NYU Announces Establishment of Center for Indigenous Studies to Promote Cultural Awareness and Research

Interim Provost Georgina Dopico today announced that NYU will establish a Center for Indigenous Studies and has recruited Eve Tuck—a prominent Indigenous Studies scholar at the University of Toronto’s Ontario Institute for Studies in Education and the founding director of the Tkaronto CIRCLE lab—to serve as its founding director. Beginning January 1, 2024, she will hold a joint appointment at the NYU Steinhardt School of Culture, Education, and Human Development and at the Gallatin School of Individualized Study, and will be a James Weldon Johnson Professor.

New York City has a greater number of Native Americans and Alaska Natives than any other US city.

Professor Tuck will consult with NYU faculty members engaged in the area of Native American and Indigenous Studies including those who form part of the Native Studies Forum (NSF), and with the Native American and Indigenous Student Group (NAISG) at NYU, in conceptualizing and building the new provostial center. Dedicated to collaborative Indigenous research and Indigenous Studies, the new center will seek to maximize the impact of the research of Indigenous Studies scholars across NYU’s schools and enhance collaboration, to create an Indigenous Studies major for students at NYU (currently, there is a minor), to help integrate Indigenous ways of knowing into the curriculum, andto make NYU a prominent center in the field of Indigenous Studies. More broadly, the new center will seek to support Native American and Indigenous Studies faculty, students, and staff, who will work with Professor Tuck to set the Center’s mission and priorities. As part of NYU’s new faculty cluster hiring initiative, the institution has recruited three new faculty in Indigenous Studies over the past two years, and plans to recruit additional faculty this year and in upcoming years.
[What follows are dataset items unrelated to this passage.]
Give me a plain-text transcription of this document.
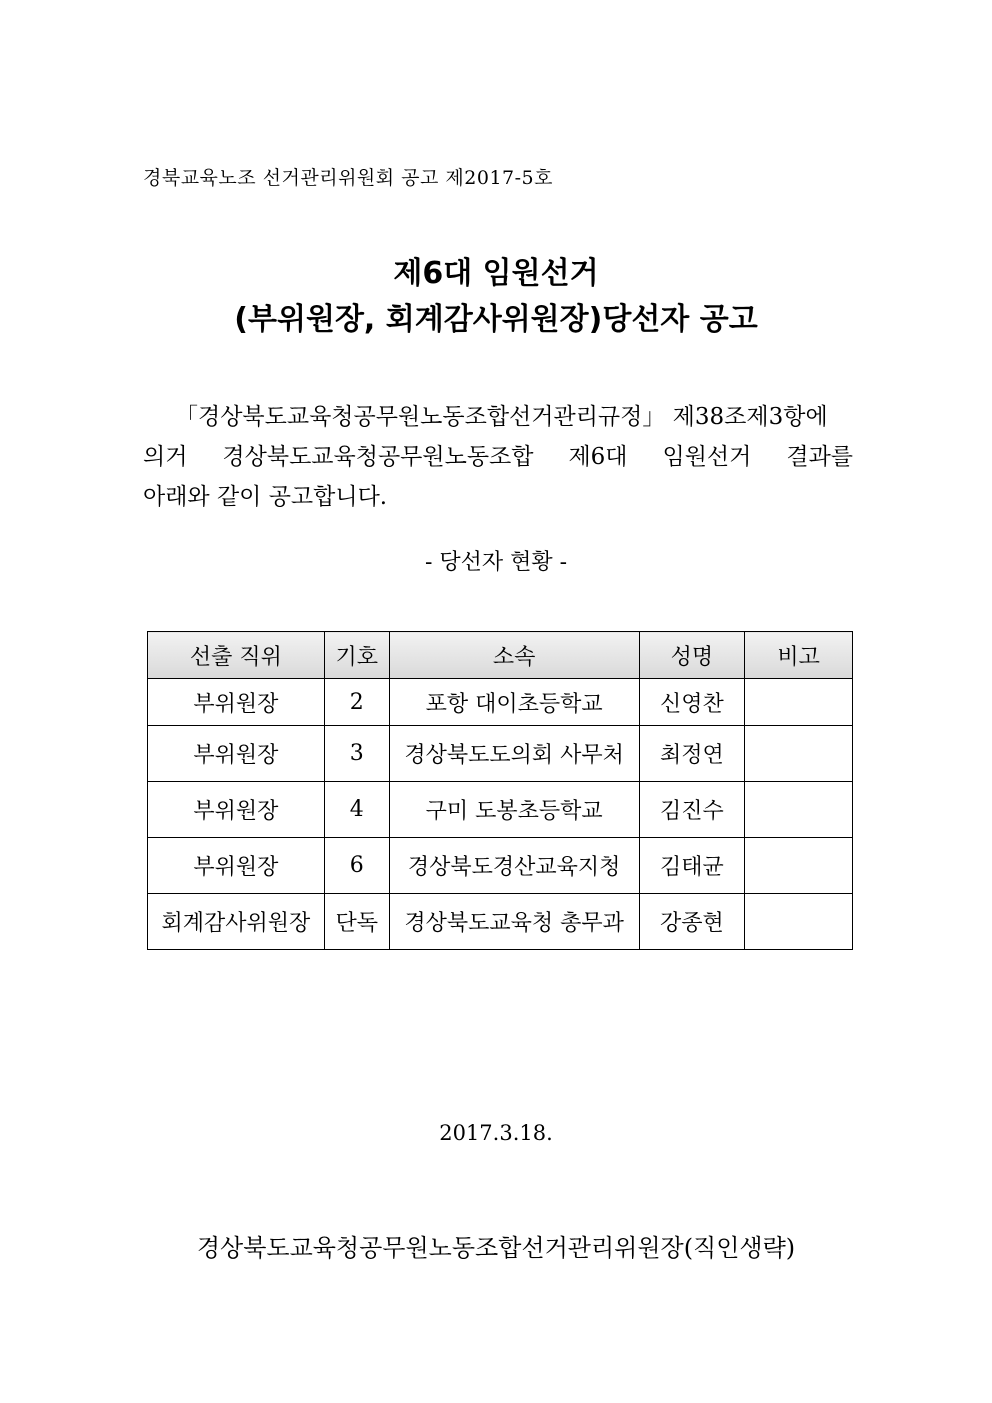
경북교육노조 선거관리위원회 공고 제2017-5호
제6대 임원선거
(부위원장, 회계감사위원장)당선자 공고
「경상북도교육청공무원노동조합선거관리규정」 제38조제3항에
의거 경상북도교육청공무원노동조합 제6대 임원선거 결과를
아래와 같이 공고합니다.
- 당선자 현황 -
선출 직위	기호	소속	성명	비고
부위원장	2	포항 대이초등학교	신영찬	
부위원장	3	경상북도도의회 사무처	최정연	
부위원장	4	구미 도봉초등학교	김진수	
부위원장	6	경상북도경산교육지청	김태균	
회계감사위원장	단독	경상북도교육청 총무과	강종현	
2017.3.18.
경상북도교육청공무원노동조합선거관리위원장(직인생략)
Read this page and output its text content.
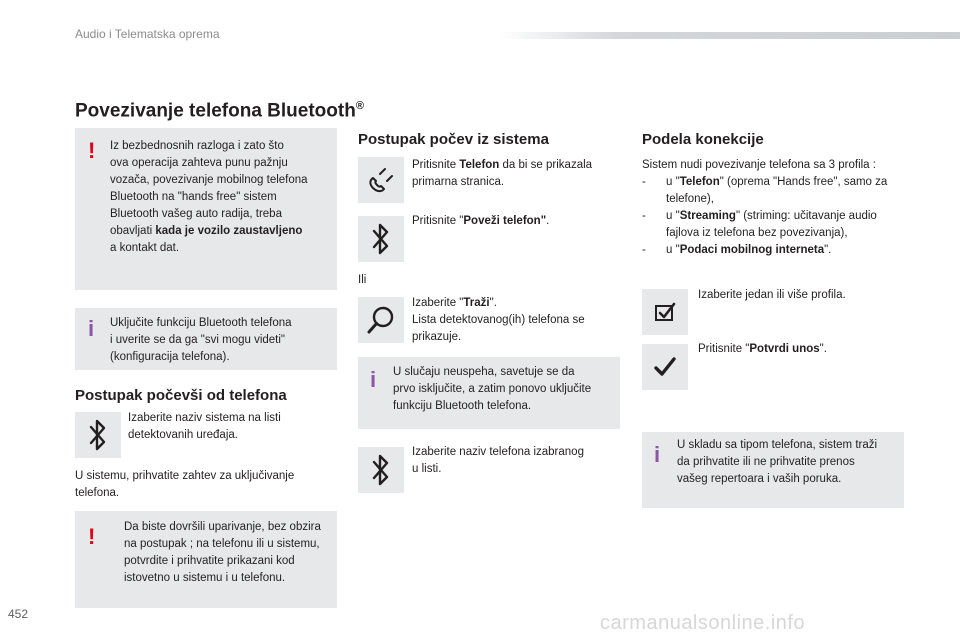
Audio i Telematska oprema
Povezivanje telefona Bluetooth®
! Iz bezbednosnih razloga i zato što
ova operacija zahteva punu pažnju
vozača, povezivanje mobilnog telefona
Bluetooth na "hands free" sistem
Bluetooth vašeg auto radija, treba
obavljati kada je vozilo zaustavljeno
a kontakt dat.
i Uključite funkciju Bluetooth telefona
i uverite se da ga "svi mogu videti"
(konfiguracija telefona).
Postupak počevši od telefona
Izaberite naziv sistema na listi
detektovanih uređaja.
U sistemu, prihvatite zahtev za uključivanje
telefona.
! Da biste dovršili uparivanje, bez obzira
na postupak ; na telefonu ili u sistemu,
potvrdite i prihvatite prikazani kod
istovetno u sistemu i u telefonu.
Postupak počev iz sistema
Pritisnite Telefon da bi se prikazala
primarna stranica.
Pritisnite "Poveži telefon".
Ili
Izaberite "Traži".
Lista detektovanog(ih) telefona se
prikazuje.
i U slučaju neuspeha, savetuje se da
prvo isključite, a zatim ponovo uključite
funkciju Bluetooth telefona.
Izaberite naziv telefona izabranog
u listi.
Podela konekcije
Sistem nudi povezivanje telefona sa 3 profila :
- u "Telefon" (oprema "Hands free", samo za
telefone),
- u "Streaming" (striming: učitavanje audio
fajlova iz telefona bez povezivanja),
- u "Podaci mobilnog interneta".
Izaberite jedan ili više profila.
Pritisnite "Potvrdi unos".
i U skladu sa tipom telefona, sistem traži
da prihvatite ili ne prihvatite prenos
vašeg repertoara i vaših poruka.
452	carmanualsonline.info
Interim Provost Dopico said, “It’s an honor to expand the University’s commitment to collaborative Indigenous studies and to welcome Professor Tuck to NYU and to New York City, which is home to more Indigenous North Americans than any other US city. I look forward to working with her and with students, faculty, and staff, as we seek new ways to engage with and learn from Indigenous communities close to NYU and from those across the world. Professor Tuck’s collaborative approach will strengthen NYU and bring together scholars from multiple disciplines and geographies to advance innovative and important research.”

Professor Tuck said, “I look forward to learning as much as I can about efforts to grow Indigenous Studies and ethical research with Indigenous communities already underway at NYU, and bringing what I have learned (sometimes the hard way) from working at University of Toronto during a similar time of openness and investment. New York City is where I learned to be a scholar, and is the city at the heart of my theorizing and research practice. I am grateful to return to Lenapehoking to bring what I know about programs, research, and collaborations that make a real difference in the lives of Indigenous communities.”

NYU, which launched the Native Studies Forum in 2006, has numerous scholars of Indigenous studies across its schools and departments. The launch of this initiative will facilitate collaboration on research, exhibitions, public events and lectures, and other scholarly activities and projects.

At University of Toronto, Tuck was Professor of Critical Race and Indigenous Studies and Canada Research Chair of Indigenous Methodologies with Youth and Communities. She is the founding Director of the Tkaronto CIRCLE Lab, and was a William T Grant Foundation Scholar (2015-2020).

Tuck is Unangax̂ and is an enrolled member of the Aleut Community of St. Paul Island, Alaska. She grew up outside of her community, living in Pennsylvania as a child, and New York City as a young adult. She earned a PhD in Urban Education from The Graduate Center, The City University of New York.